Значит, и девчонка не спит, слушает соблазнительные разговоры прохожего человека.
– Ой, по кому-то вожжи плачут! – предупредил Платон.
Шурка была отцова любимица, всерьёз строжить девку Платон не мог, хотя вожжи поминал частенько.
– В самом деле… – спохватился гость, – детям давно пора спать, а я тут болтаю. Бог с ним, Беловодьем, да с красивой жизнью. Назад пойду, приведёт у вас остановиться – договорим. А мне с утра в город надо. Я вот думаю, можно у вас кого подрядить до города доехать?
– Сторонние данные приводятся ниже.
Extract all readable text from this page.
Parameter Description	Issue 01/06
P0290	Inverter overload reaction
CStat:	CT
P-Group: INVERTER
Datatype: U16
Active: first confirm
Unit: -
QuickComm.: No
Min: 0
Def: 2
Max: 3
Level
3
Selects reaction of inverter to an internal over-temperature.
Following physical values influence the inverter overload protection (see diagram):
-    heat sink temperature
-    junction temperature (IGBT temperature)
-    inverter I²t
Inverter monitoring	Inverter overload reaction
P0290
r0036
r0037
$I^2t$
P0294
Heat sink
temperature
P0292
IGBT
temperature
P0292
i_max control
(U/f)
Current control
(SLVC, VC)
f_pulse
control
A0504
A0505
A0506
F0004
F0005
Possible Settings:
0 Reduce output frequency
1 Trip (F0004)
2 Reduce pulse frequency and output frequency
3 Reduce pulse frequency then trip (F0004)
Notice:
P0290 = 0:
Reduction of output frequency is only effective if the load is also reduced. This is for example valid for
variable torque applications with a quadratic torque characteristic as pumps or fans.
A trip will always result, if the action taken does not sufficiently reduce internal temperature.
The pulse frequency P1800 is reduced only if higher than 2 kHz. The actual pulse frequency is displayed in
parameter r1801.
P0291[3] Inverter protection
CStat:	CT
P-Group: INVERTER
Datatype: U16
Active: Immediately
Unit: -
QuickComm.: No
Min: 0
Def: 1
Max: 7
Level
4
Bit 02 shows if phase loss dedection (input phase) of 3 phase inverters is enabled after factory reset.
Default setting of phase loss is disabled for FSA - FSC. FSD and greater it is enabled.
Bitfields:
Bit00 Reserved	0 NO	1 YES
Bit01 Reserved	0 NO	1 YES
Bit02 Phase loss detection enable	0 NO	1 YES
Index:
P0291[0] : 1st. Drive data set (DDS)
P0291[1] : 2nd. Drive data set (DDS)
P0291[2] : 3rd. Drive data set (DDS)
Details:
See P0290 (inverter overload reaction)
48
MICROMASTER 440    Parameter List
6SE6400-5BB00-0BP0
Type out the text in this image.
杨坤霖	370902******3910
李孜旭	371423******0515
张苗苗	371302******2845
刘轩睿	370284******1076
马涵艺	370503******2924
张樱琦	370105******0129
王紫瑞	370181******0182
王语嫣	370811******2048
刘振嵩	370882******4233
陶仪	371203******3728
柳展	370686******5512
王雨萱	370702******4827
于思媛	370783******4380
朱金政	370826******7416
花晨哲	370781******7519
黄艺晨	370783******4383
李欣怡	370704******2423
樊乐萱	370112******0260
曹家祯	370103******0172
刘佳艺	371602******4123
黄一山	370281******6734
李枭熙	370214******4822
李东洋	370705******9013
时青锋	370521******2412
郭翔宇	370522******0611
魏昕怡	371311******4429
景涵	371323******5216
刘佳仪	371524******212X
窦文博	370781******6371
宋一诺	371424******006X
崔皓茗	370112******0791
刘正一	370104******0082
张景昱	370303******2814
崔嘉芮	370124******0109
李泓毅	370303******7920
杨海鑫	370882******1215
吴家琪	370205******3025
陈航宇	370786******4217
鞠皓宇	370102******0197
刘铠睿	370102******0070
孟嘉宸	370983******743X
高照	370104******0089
– Подрядить-то можно, были бы денежки.
– Ну а ты за сколько взялся бы довезти?
– Это дело непростое… – задумчиво протянул Платон. – Нонеча самая распутица – ни в санях, ни на телеге. Опять же, лошадь некормная, свезёт ли?
– Так сколько?
– Четвертак! – выпалил Платон и сам испугался своей наглости.
Путник, к его удивлению, не возмутился, а словно бы считать принялся про себя, только что пальцев не загибал.
– А сколько вёрст до города? – спросил он давно ожидаемое.